How can consumers protect themselves from cyberattacks?
“Iran has always been a major threat to the country’s critical infrastructure,” said Scott Augenbaum, a cybercrime prevention trainer and retired FBI agent who is author of Secret to Cybersecurity.
The US government will continue to work closely with all sectors to provide information to them, Augenbaum told USA Today, but cybercriminals often chase after end users, or consumers.
All cyber threat actors “because they love the confusion, so many of us are in a state of concern right now,” Organbaum said.
On Friday, 16 billion usernames and passwords were also found on the dark web. This will provide more information for cybercriminals.
Additionally, Vahid Behzadan, an associate professor of cybersecurity and networking, data, computer science and electrical computer engineering at New Haven University in West Haven, Connecticut, said that “Hacktivists,” which are often very active during the growing conflict.
These attacks could range from denial of service attacks to targeted phishing attacks, Behzadan said.
You may think that an individual is just taking their own life, but he said that everyone can be targeted.
“Your device could be misused or exploited on its own,” he said.
While there may be concerns that cyberattacks could affect access to banks and financial institutions, Behzadan said protections are often in place in the event of a breach of bank accounts.
Augenbaum said it needs to ensure that all consumers are digitally protected.
Here are five things to protect yourself:
- Freeze your credits.
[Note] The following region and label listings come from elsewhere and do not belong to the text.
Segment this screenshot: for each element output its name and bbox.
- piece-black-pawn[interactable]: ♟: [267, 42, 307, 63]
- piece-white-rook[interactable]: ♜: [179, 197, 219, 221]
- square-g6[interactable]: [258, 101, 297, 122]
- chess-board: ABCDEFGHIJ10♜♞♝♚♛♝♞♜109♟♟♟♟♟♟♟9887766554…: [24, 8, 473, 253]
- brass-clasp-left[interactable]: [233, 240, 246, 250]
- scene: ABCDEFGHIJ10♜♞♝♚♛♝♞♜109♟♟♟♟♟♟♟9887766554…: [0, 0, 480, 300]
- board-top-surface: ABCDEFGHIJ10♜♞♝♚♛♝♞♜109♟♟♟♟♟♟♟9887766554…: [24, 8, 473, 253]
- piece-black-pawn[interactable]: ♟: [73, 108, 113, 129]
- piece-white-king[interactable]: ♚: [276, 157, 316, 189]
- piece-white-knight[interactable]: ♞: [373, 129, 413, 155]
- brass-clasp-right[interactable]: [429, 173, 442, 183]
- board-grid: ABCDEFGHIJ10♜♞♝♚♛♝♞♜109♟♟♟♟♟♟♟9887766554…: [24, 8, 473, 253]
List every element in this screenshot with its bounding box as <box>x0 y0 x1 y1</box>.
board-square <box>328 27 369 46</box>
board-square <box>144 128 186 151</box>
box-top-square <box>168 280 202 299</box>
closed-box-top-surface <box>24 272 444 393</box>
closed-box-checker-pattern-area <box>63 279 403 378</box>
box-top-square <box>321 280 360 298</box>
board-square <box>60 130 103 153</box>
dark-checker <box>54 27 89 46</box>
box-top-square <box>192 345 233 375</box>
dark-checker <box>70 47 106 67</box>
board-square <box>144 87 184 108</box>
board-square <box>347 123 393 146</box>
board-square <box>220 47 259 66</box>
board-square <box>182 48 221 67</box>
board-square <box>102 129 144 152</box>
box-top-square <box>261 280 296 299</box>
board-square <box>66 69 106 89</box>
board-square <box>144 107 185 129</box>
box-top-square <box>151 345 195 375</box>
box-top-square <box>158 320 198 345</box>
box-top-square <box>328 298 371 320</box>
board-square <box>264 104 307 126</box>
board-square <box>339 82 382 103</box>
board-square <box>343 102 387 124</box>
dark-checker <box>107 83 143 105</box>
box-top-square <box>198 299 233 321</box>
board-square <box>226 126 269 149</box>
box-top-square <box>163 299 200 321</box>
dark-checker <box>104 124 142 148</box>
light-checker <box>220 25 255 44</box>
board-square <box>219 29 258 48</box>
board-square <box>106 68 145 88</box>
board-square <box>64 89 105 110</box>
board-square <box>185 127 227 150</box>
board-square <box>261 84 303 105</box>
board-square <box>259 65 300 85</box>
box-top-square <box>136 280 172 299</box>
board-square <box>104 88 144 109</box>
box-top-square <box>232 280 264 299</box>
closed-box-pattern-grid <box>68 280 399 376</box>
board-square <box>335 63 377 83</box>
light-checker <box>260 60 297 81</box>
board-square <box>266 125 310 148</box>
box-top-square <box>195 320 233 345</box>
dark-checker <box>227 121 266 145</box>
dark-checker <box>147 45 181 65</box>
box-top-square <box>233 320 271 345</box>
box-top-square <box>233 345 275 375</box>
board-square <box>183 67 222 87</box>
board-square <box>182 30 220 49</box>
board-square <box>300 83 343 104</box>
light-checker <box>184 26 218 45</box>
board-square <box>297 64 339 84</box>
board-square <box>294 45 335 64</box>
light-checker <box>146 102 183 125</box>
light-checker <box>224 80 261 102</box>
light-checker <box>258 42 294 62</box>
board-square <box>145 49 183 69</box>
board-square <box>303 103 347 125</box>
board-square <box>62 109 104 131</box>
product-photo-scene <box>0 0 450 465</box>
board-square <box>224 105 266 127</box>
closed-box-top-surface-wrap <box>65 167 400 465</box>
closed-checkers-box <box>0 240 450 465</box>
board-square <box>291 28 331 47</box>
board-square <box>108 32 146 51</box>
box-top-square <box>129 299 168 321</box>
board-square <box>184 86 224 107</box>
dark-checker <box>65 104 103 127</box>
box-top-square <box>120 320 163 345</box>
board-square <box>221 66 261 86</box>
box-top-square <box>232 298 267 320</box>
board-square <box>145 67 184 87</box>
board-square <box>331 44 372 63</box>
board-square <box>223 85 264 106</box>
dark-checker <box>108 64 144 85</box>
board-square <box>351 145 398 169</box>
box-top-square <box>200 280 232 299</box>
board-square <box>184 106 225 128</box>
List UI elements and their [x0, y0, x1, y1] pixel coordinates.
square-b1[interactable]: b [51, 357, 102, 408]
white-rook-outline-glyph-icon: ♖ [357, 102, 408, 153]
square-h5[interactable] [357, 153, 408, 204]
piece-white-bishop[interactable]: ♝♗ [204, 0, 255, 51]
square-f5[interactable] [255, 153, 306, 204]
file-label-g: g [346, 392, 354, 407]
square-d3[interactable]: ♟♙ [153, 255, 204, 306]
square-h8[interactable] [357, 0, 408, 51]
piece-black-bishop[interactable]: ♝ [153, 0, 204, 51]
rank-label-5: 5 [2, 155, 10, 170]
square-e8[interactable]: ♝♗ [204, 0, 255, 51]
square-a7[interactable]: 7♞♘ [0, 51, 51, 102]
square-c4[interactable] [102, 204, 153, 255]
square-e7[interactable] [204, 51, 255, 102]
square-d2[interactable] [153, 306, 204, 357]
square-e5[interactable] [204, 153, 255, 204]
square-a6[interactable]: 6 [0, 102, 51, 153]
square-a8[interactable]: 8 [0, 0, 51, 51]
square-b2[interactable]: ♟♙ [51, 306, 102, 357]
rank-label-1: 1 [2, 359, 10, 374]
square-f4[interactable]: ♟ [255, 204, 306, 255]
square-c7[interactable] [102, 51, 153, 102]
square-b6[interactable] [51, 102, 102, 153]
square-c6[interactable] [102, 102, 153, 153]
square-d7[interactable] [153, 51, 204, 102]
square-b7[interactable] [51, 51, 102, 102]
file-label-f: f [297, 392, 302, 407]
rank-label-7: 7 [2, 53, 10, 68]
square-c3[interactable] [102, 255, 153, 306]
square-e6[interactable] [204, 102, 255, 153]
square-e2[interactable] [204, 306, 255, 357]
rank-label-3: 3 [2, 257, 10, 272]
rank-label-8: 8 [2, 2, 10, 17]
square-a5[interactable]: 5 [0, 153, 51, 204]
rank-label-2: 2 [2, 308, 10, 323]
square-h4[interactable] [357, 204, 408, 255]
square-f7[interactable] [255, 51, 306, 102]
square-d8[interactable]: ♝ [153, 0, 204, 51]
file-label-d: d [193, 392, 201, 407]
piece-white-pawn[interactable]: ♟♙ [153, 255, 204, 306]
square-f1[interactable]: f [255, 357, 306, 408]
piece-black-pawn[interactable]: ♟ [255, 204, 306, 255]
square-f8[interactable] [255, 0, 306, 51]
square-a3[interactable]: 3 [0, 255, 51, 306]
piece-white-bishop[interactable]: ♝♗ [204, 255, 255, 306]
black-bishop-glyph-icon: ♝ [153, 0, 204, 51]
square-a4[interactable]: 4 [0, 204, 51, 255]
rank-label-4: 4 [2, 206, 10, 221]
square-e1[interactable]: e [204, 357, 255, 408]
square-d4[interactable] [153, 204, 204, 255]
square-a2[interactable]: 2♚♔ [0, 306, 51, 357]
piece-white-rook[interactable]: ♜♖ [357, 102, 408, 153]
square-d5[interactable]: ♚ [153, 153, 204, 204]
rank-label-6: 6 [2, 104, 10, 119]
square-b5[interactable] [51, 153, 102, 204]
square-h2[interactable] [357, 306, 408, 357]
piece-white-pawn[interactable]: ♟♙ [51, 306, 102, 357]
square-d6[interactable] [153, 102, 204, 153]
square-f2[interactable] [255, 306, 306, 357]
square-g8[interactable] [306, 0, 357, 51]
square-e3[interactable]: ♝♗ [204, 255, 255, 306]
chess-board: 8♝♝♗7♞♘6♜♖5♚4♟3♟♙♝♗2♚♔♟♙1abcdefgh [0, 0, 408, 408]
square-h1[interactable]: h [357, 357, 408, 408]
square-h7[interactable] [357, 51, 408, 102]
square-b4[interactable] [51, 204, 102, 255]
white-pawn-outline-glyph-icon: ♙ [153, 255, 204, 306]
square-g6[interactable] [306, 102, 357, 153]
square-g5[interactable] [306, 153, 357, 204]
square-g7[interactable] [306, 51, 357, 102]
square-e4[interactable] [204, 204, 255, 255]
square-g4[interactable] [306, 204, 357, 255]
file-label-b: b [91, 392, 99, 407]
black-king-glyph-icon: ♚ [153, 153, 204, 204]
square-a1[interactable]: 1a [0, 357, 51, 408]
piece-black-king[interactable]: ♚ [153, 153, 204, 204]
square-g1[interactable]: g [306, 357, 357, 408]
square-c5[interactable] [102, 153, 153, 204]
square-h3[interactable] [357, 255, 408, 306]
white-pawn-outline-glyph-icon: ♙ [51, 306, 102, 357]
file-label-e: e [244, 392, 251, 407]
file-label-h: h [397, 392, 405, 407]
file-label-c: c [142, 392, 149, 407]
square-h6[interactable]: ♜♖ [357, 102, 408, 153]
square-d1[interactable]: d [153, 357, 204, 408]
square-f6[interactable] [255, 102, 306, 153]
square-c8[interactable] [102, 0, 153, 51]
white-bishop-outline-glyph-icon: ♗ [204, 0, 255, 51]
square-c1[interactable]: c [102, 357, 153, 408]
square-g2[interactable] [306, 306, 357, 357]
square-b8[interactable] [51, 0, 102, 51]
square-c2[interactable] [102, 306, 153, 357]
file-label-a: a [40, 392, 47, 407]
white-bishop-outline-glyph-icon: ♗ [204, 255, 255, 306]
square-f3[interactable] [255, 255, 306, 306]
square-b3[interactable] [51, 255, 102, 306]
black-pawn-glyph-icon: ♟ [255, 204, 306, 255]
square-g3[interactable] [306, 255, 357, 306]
With so many leaked usernames and passwords on Dark Web, Augenbaum said credit should be frozen at all three credit agencies. Credit Freeze prevents new credits from being opened unless the credit freeze is lifted or unzipped.
- Beware of fake emails and texts. “We will not receive emails from Iranian threat actors saying, ‘Please click on this link,” Augenbaum said. “It may seem like it comes from Social Security. It may seem like it comes from the IRS. It may seem like it comes from your bank or credit card, and they want you to click on a link that may cause you to get malware on your computer and steal your username and password.”
- Be careful of calls that appear to be from authorities. Often, cybercriminals try to tell you that you’re going to be arrested for doing something wrong. Make sure your bank or financial institution has a real number on your phone, and if you see any suspicious activity, or by unsolicited email, text or call, and call the phone number.
- Be careful about your social media accounts. Hackers may attempt to take over social media accounts or click on malicious links.
- Use the Password Manager program. Do not use the same password for multiple accounts. Use a password manager. This allows you to safely track your passwords.
- User 2-factor authentication. Asking two types of approval, such as text messaging or the Authenticator app, provides more protection for your account.
Additionally, Behzadan suggests that the operating system software updates have been updated, and that cloud storage sites back up important data in the event that has been attacked, and that smart devices on their home network are updating the software.